High In the sky Spring makes an effort to paint earth’s ceiling a brilliant blue interrupted here and there with clouds puffed up like bed pillows. Some days, if we’re lucky, Spring takes her yellow paint brush and dots the skies with sunlight. It falls on the growing trees and flowers, making them reach higher and higher.

Then Spring, like the joker she can be, pours buckets of rain down on the earth. The hyacinths that have bloomed out hang their heads low and touch the dirt. The Helleborus bow down as if in prayer, and instead of the earth producing yield, the moss grows heavy on the patio and drive. What is Spring up to?

Rains continue to pour from her resources, and now the creeks and rivers are at flood stage. They threaten people and homes along their banks. Although they’ve been through floods before, the fears come anyway. Should we be afraid of something as beautiful as Spring?

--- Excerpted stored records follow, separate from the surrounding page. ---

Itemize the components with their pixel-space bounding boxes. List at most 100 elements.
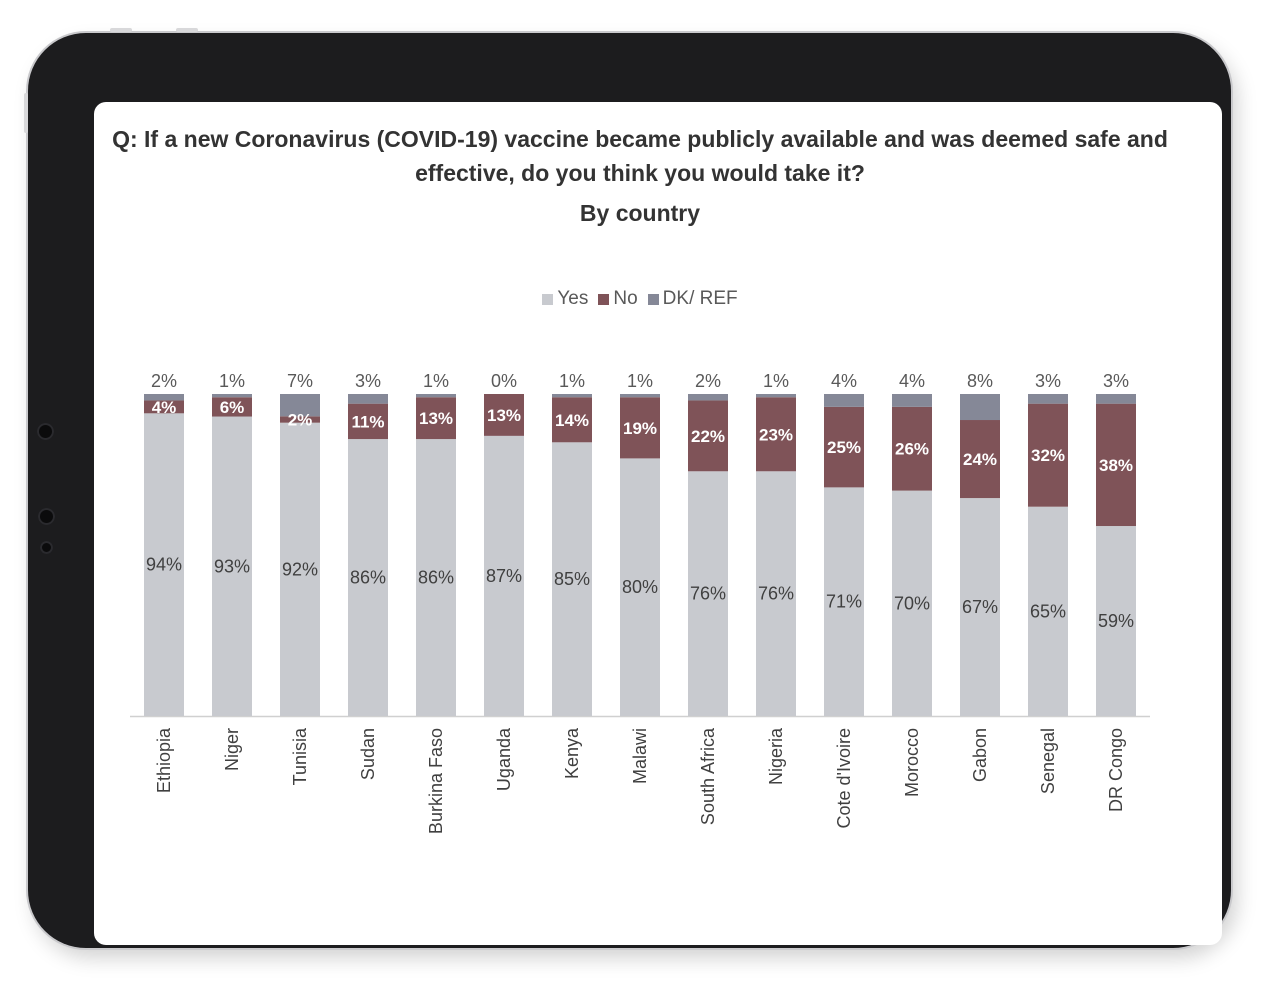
data-label-dk-10: 4% [831, 371, 857, 391]
bar-yes-0 [144, 413, 184, 716]
data-label-no-13: 32% [1031, 446, 1065, 465]
data-label-yes-2: 92% [282, 559, 318, 579]
legend: Yes No DK/ REF [94, 288, 1186, 310]
x-tick-label-1: Niger [222, 728, 242, 771]
data-label-dk-13: 3% [1035, 371, 1061, 391]
data-label-no-8: 22% [691, 427, 725, 446]
data-label-dk-9: 1% [763, 371, 789, 391]
bar-no-11 [892, 406, 932, 491]
x-tick-label-14: DR Congo [1106, 728, 1126, 812]
data-label-no-7: 19% [623, 419, 657, 438]
x-tick-label-0: Ethiopia [154, 727, 174, 793]
data-label-yes-0: 94% [146, 555, 182, 575]
bar-no-12 [960, 420, 1000, 499]
bar-no-7 [620, 397, 660, 459]
legend-label-dk: DK/ REF [662, 288, 738, 309]
data-label-dk-3: 3% [355, 371, 381, 391]
bar-no-0 [144, 400, 184, 414]
bar-no-13 [1028, 403, 1068, 507]
x-tick-label-8: South Africa [698, 727, 718, 825]
bar-dk-6 [552, 394, 592, 398]
x-tick-label-3: Sudan [358, 728, 378, 780]
data-label-no-5: 13% [487, 406, 521, 425]
data-label-no-12: 24% [963, 450, 997, 469]
bar-no-2 [280, 416, 320, 423]
bar-dk-11 [892, 394, 932, 407]
legend-item-no: No [598, 288, 638, 310]
sensor-icon [40, 541, 53, 554]
bar-yes-3 [348, 439, 388, 716]
legend-swatch-dk [647, 293, 659, 305]
data-label-yes-3: 86% [350, 568, 386, 588]
bar-yes-14 [1096, 526, 1136, 716]
bar-dk-13 [1028, 394, 1068, 404]
data-label-yes-10: 71% [826, 592, 862, 612]
bar-yes-2 [280, 422, 320, 716]
data-label-dk-2: 7% [287, 371, 313, 391]
bar-yes-7 [620, 458, 660, 716]
bar-dk-9 [756, 394, 796, 398]
data-label-dk-0: 2% [151, 371, 177, 391]
legend-item-dk: DK/ REF [647, 288, 738, 310]
x-tick-label-4: Burkina Faso [426, 728, 446, 834]
bar-no-1 [212, 397, 252, 417]
bar-yes-9 [756, 471, 796, 716]
x-tick-label-9: Nigeria [766, 727, 786, 785]
bar-no-10 [824, 406, 864, 488]
bar-dk-14 [1096, 394, 1136, 404]
data-label-yes-6: 85% [554, 569, 590, 589]
x-tick-label-2: Tunisia [290, 727, 310, 785]
bar-dk-8 [688, 394, 728, 401]
bar-dk-1 [212, 394, 252, 398]
data-label-dk-1: 1% [219, 371, 245, 391]
data-label-yes-13: 65% [1030, 601, 1066, 621]
bar-yes-8 [688, 471, 728, 716]
data-label-dk-6: 1% [559, 371, 585, 391]
data-label-yes-11: 70% [894, 593, 930, 613]
data-label-dk-7: 1% [627, 371, 653, 391]
x-tick-label-12: Gabon [970, 728, 990, 782]
data-label-dk-5: 0% [491, 371, 517, 391]
bar-yes-6 [552, 442, 592, 716]
data-label-dk-12: 8% [967, 371, 993, 391]
bar-dk-0 [144, 394, 184, 401]
bar-yes-4 [416, 439, 456, 716]
sensor-icon [38, 508, 55, 525]
data-label-yes-1: 93% [214, 556, 250, 576]
bar-yes-10 [824, 487, 864, 716]
data-label-no-14: 38% [1099, 456, 1133, 475]
data-label-no-6: 14% [555, 411, 589, 430]
bar-yes-11 [892, 490, 932, 716]
data-label-yes-9: 76% [758, 584, 794, 604]
chart-subtitle: By country [579, 200, 701, 226]
legend-swatch-yes [542, 293, 554, 305]
data-label-dk-14: 3% [1103, 371, 1129, 391]
data-label-yes-8: 76% [690, 584, 726, 604]
data-label-no-3: 11% [351, 412, 384, 431]
x-tick-label-13: Senegal [1038, 728, 1058, 794]
x-tick-label-6: Kenya [562, 727, 582, 779]
bar-dk-7 [620, 394, 660, 398]
tablet-side-button [24, 93, 28, 133]
data-label-yes-12: 67% [962, 597, 998, 617]
data-label-dk-8: 2% [695, 371, 721, 391]
x-tick-label-5: Uganda [494, 727, 514, 791]
data-label-dk-11: 4% [899, 371, 925, 391]
bar-no-9 [756, 397, 796, 472]
tablet-frame: Q: If a new Coronavirus (COVID-19) vacci… [24, 28, 1231, 948]
bar-dk-3 [348, 394, 388, 404]
bar-dk-10 [824, 394, 864, 407]
screen: Q: If a new Coronavirus (COVID-19) vacci… [94, 102, 1222, 945]
data-label-no-0: 4% [152, 398, 177, 417]
data-label-yes-4: 86% [418, 568, 454, 588]
legend-item-yes: Yes [542, 288, 588, 310]
x-tick-label-11: Morocco [902, 728, 922, 797]
legend-label-yes: Yes [557, 288, 589, 309]
bar-no-3 [348, 403, 388, 440]
bar-yes-13 [1028, 506, 1068, 716]
bar-yes-1 [212, 416, 252, 716]
chart-title: Q: If a new Coronavirus (COVID-19) vacci… [112, 126, 1168, 186]
bar-no-4 [416, 397, 456, 440]
bar-no-14 [1096, 403, 1136, 527]
tablet-top-button [176, 28, 198, 32]
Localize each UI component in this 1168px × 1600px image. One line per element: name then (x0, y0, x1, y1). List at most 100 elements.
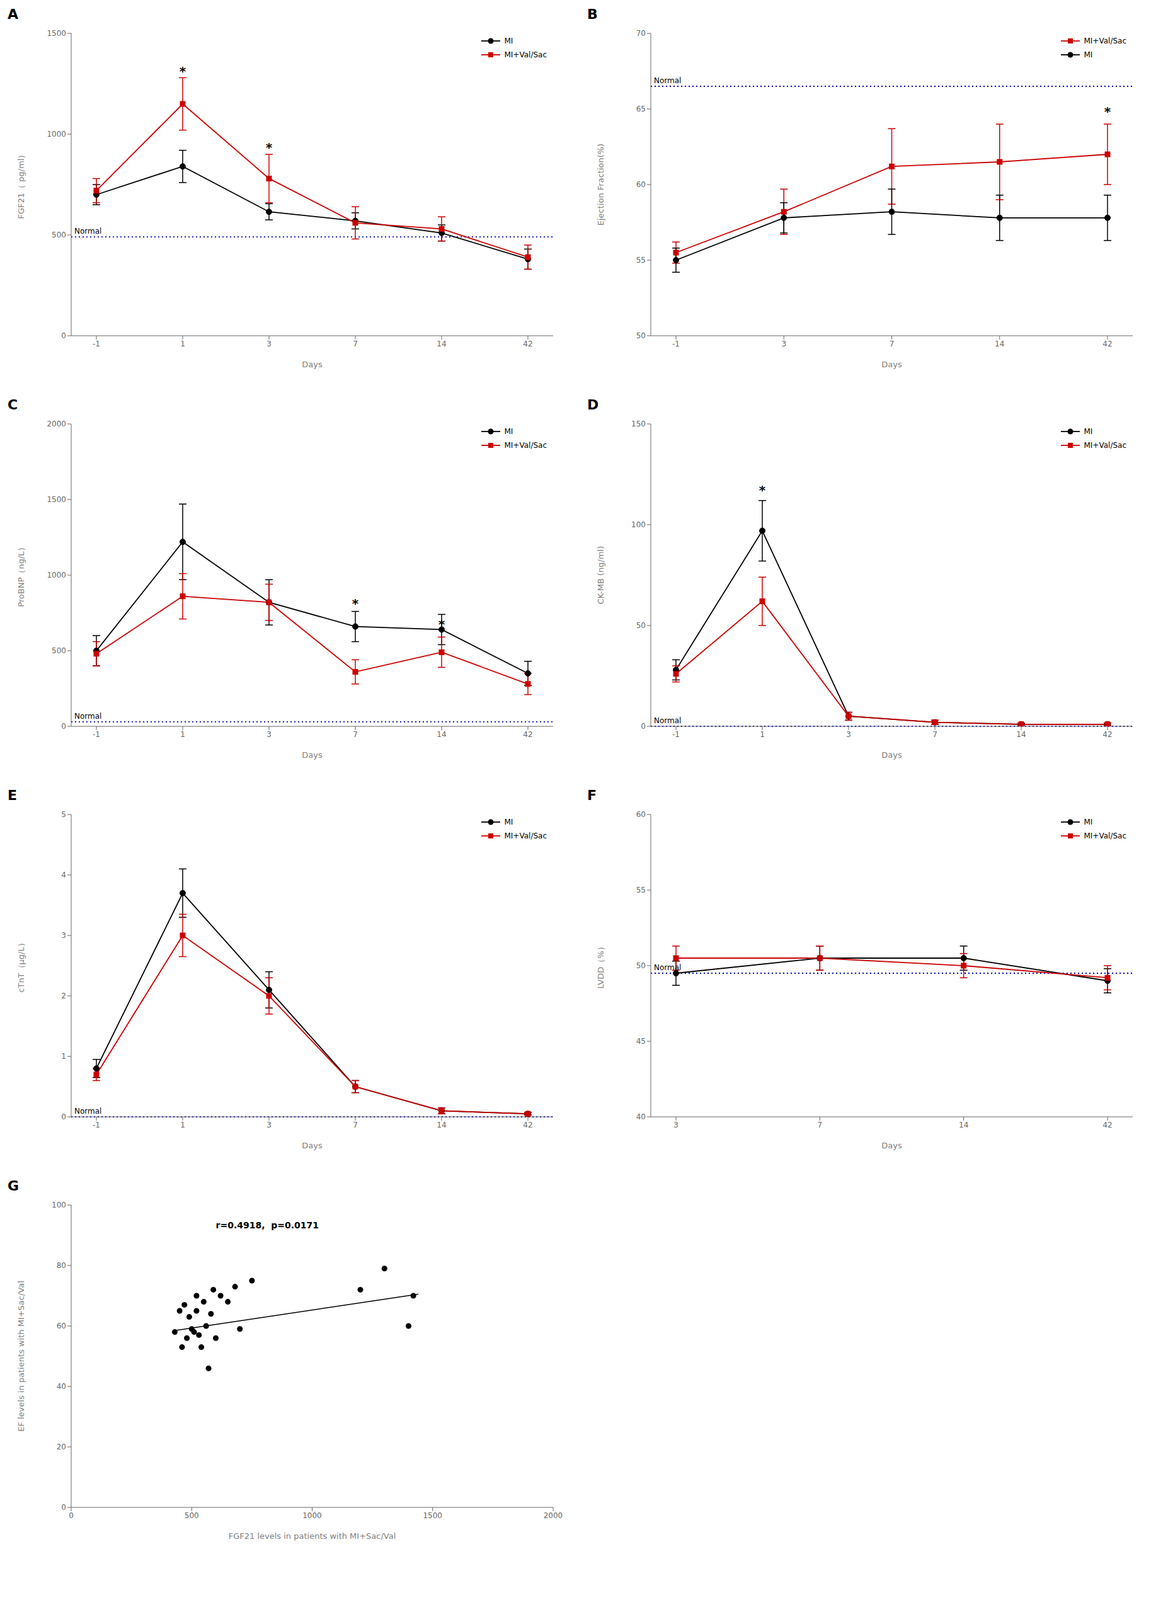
svg-text:1500: 1500 (46, 28, 67, 38)
svg-text:42: 42 (522, 1120, 533, 1130)
svg-text:1: 1 (61, 1052, 67, 1061)
svg-text:60: 60 (636, 810, 646, 819)
svg-text:3: 3 (781, 339, 787, 349)
svg-text:150: 150 (631, 419, 646, 429)
svg-text:LVDD（%）: LVDD（%） (595, 942, 606, 989)
svg-text:45: 45 (636, 1036, 646, 1046)
svg-text:CK-MB (ng/ml): CK-MB (ng/ml) (595, 546, 606, 605)
svg-text:14: 14 (436, 339, 447, 349)
svg-text:40: 40 (56, 1382, 67, 1392)
svg-text:1000: 1000 (46, 129, 67, 139)
svg-text:0: 0 (61, 331, 67, 341)
svg-text:2: 2 (61, 991, 67, 1001)
svg-text:14: 14 (1016, 730, 1026, 739)
svg-text:1500: 1500 (422, 1511, 443, 1521)
svg-text:2000: 2000 (46, 419, 67, 429)
svg-text:EF levels in patients with MI+: EF levels in patients with MI+Sac/Val (16, 1280, 26, 1432)
svg-text:1: 1 (759, 730, 765, 739)
svg-text:*: * (265, 139, 273, 155)
svg-text:3: 3 (673, 1120, 679, 1130)
svg-text:*: * (352, 595, 360, 612)
svg-text:14: 14 (958, 1120, 969, 1130)
svg-text:2000: 2000 (543, 1511, 564, 1521)
svg-text:1: 1 (180, 339, 186, 349)
svg-text:*: * (1104, 103, 1112, 120)
svg-text:FGF21 levels in patients with: FGF21 levels in patients with MI+Sac/Val (228, 1531, 397, 1541)
svg-text:65: 65 (636, 104, 646, 114)
svg-text:7: 7 (352, 730, 358, 739)
svg-text:Normal: Normal (653, 76, 682, 86)
svg-text:Normal: Normal (653, 963, 682, 973)
svg-text:42: 42 (1102, 339, 1112, 349)
svg-text:0: 0 (640, 721, 646, 731)
svg-text:3: 3 (846, 730, 852, 739)
svg-text:20: 20 (56, 1442, 67, 1452)
svg-text:ProBNP（ng/L）: ProBNP（ng/L） (16, 543, 26, 607)
svg-text:0: 0 (68, 1511, 74, 1521)
svg-text:3: 3 (266, 1120, 272, 1130)
svg-text:Normal: Normal (74, 711, 102, 721)
svg-text:Normal: Normal (653, 716, 682, 726)
svg-text:7: 7 (817, 1120, 823, 1130)
svg-text:Normal: Normal (74, 1106, 102, 1116)
html-text:A: A (7, 6, 19, 23)
svg-text:42: 42 (1102, 730, 1112, 739)
svg-text:*: * (179, 63, 187, 79)
svg-text:cTnT（μg/L）: cTnT（μg/L） (16, 938, 26, 993)
svg-text:500: 500 (51, 646, 67, 656)
svg-text:*: * (759, 482, 767, 498)
svg-text:60: 60 (636, 180, 646, 189)
svg-text:3: 3 (61, 931, 67, 940)
svg-text:80: 80 (56, 1261, 67, 1271)
svg-text:FGF21（ pg/ml）: FGF21（ pg/ml） (16, 150, 26, 220)
svg-text:50: 50 (636, 961, 646, 971)
svg-text:50: 50 (636, 331, 646, 341)
svg-text:50: 50 (636, 621, 646, 630)
svg-text:100: 100 (51, 1200, 67, 1210)
svg-text:0: 0 (61, 1112, 67, 1122)
svg-text:4: 4 (61, 870, 67, 880)
svg-text:0: 0 (61, 1503, 67, 1512)
svg-text:1000: 1000 (46, 570, 67, 580)
svg-text:1000: 1000 (302, 1511, 322, 1521)
svg-text:Days: Days (301, 750, 323, 760)
svg-text:1: 1 (180, 730, 186, 739)
svg-text:7: 7 (889, 339, 895, 349)
svg-text:Ejection Fraction(%): Ejection Fraction(%) (595, 143, 606, 226)
svg-text:500: 500 (51, 230, 67, 240)
svg-text:Days: Days (301, 359, 323, 370)
svg-text:-1: -1 (92, 1120, 101, 1130)
svg-text:14: 14 (436, 730, 447, 739)
svg-text:1500: 1500 (46, 495, 67, 504)
svg-text:Normal: Normal (74, 226, 102, 236)
svg-text:-1: -1 (92, 730, 101, 739)
svg-text:Days: Days (881, 750, 903, 760)
svg-text:7: 7 (932, 730, 938, 739)
svg-text:7: 7 (352, 339, 358, 349)
svg-text:-1: -1 (92, 339, 101, 349)
svg-text:55: 55 (636, 255, 646, 265)
svg-text:40: 40 (636, 1112, 646, 1122)
svg-text:Days: Days (301, 1140, 323, 1151)
svg-text:*: * (438, 616, 446, 632)
svg-text:Days: Days (881, 1140, 903, 1151)
svg-text:-1: -1 (672, 339, 680, 349)
svg-text:0: 0 (61, 721, 67, 731)
svg-text:3: 3 (266, 730, 272, 739)
svg-text:42: 42 (1102, 1120, 1112, 1130)
svg-text:42: 42 (522, 339, 533, 349)
svg-text:5: 5 (61, 810, 67, 819)
svg-text:14: 14 (436, 1120, 447, 1130)
svg-text:14: 14 (994, 339, 1005, 349)
svg-text:3: 3 (266, 339, 272, 349)
svg-text:1: 1 (180, 1120, 186, 1130)
svg-text:500: 500 (184, 1511, 200, 1521)
svg-text:60: 60 (56, 1321, 67, 1331)
svg-text:Days: Days (881, 359, 903, 370)
svg-text:70: 70 (636, 28, 646, 38)
svg-text:42: 42 (522, 730, 533, 739)
svg-text:7: 7 (352, 1120, 358, 1130)
svg-text:100: 100 (631, 520, 646, 530)
svg-text:55: 55 (636, 885, 646, 895)
svg-text:-1: -1 (672, 730, 680, 739)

But then a clear day comes along after the storm, and we rejoice at the new things we see sprouting. Something different from before. New life. Abundant all around. Yet it lasts only a day and heavy rains come again threatening and flattening out plants and grass.

Spring has a difficult temperament to predict. At once, she can be filled with joys and delights, and the vicious fingers of storm reaching into our lives. We understand the rain is necessary to grow the goodness from the earth, but so much?

Even though the first day of Spring has passed us by two weeks ago, the gray days of winter filled with rain, fog and even snow at times still linger. Looking for bright spots amid the light snow, we find purple petals seeking a way out. Crocus didn’t have a chance this season – they didn’t bloom. Spring was not kind to them for winter pushed her aside. The elements too harsh. Other eager shoots somehow survived, and the native trillium stand tall and starkly white against their deep green leaves.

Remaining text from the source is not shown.